C-type natriuretic peptide exerts blood pressure independent cardiac protective effects in hypertensive cardiac remodeling

PRENTKI SANTOS E; ABEßER M; SCHUH K; MICHEL K; VÖLKER K; KUHN M; WERNER F; BABA HA

Frankfurt

Conferencia; Joint International Meeting Perspectives in Vascular Biology; 2016

German Society for Microcirculation and Vascular Biology (GfMVB) and the Collaborative Research Centre 834 ?Endothelial Signalling and Vascular Repair? (SFB 834)

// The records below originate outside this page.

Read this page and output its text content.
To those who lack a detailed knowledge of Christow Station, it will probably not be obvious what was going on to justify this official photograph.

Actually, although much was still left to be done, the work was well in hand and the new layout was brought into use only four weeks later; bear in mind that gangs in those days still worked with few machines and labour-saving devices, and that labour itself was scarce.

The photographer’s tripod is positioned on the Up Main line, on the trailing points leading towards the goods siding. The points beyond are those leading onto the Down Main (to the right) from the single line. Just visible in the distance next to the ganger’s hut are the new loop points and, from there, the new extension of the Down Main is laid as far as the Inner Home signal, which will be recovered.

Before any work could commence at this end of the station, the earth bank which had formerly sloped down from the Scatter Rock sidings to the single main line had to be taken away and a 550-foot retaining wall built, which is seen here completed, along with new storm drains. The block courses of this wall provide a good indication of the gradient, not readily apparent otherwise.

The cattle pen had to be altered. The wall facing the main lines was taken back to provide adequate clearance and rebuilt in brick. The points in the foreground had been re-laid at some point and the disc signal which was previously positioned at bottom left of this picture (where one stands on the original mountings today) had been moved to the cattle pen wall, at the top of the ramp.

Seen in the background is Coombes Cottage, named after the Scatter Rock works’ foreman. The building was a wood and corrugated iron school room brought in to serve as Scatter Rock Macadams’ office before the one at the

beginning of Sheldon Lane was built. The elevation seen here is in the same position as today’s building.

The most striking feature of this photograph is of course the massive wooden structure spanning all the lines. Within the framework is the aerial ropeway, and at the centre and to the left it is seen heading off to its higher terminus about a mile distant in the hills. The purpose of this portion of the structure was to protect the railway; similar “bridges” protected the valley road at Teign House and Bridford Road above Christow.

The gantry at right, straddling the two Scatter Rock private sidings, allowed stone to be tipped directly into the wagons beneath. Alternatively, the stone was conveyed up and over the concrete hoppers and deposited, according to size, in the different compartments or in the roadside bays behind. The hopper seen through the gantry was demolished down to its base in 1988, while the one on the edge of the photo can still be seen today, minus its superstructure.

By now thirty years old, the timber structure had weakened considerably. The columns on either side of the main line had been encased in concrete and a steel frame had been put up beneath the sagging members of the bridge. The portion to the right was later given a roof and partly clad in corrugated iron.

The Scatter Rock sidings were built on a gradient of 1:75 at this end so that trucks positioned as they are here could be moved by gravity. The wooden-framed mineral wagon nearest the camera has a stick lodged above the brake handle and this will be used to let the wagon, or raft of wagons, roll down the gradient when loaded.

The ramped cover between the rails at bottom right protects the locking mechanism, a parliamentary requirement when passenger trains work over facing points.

Question:C-type natriuretic peptide (CNP) is mainly produced by endothelial cells. Its actions are mediated by a guanylyl cyclase B (GC-B) receptor, which produces cGMP upon CNP binding. Even though the expression of GC-B has been demonstrated in both cardiac myocytes and fibroblasts, the functional relevance of CNP/GC-B/cGMP signalling in the heart remains unclear. In order to characterize CNP actions on the myocardium, the peptide was administrated in two experimental models of hypertensive heart diseases.Methods: Mice were treated with vehicle (saline), CNP, Angiotensin II (Ang II) or a combination of both. Osmotic minipumps filled with Ang II (2000 ng/kg/min) and/or CNP (50 ng/kg/min) were implanted subcutaneously for 2 weeks. In a second series of experiments, mice were subjected to surgical transverse aortic constriction (TAC) during 2 weeks and concomitantly treated with CNP or vehicle.Results: Both interventions resulted in significant left ventricular (LV) pressure overload. Ang II increased systolic blood pressure by 38 ± 3 mmHg (tail cuff in awake mice) while TAC enhanced LV afterload by 52 ± 4 mmHg (invasive hemodynamic measurements in anesthetized mice). Coherently, in both cases a marked LV hypertrophy and interstitial fibrosis were observed by means of morphometric analysis and increased levels of specific molecular markers, brain natriuretic peptide (BNP) for hypertrophy and collagen I for fibrosis. Though CNP did not attenuate hypertension produced by Ang II, it significantly prevented the hypertrophic and profibrotic actions of Ang II and TAC.To study cardiac contractile functions, LV pressure-volume loops were recorded (catheterization in anesthetized mice). LV contractile and relaxation functions of Ang II-treated mice were only mildly altered, while TAC markedly impaired LV function. CNP significantly improved LV contractility in Ang II-treated mice and fully prevented cardiac dysfunction induced by TAC.Conclusion: CNP largely attenuated the deleterious structural cardiac changes following Ang II neurohormonal activation or pressure overload induced by TAC. These anti-remodelling effects of CNP possibly contribute to the improvement of cardiac contractile functions. Strikingly, these effects were blood pressure independent. Our observations suggest that CNP signalling may represent a target for heart-protecting therapies.Acknowledgement: Supported by the DFG (SFB 688).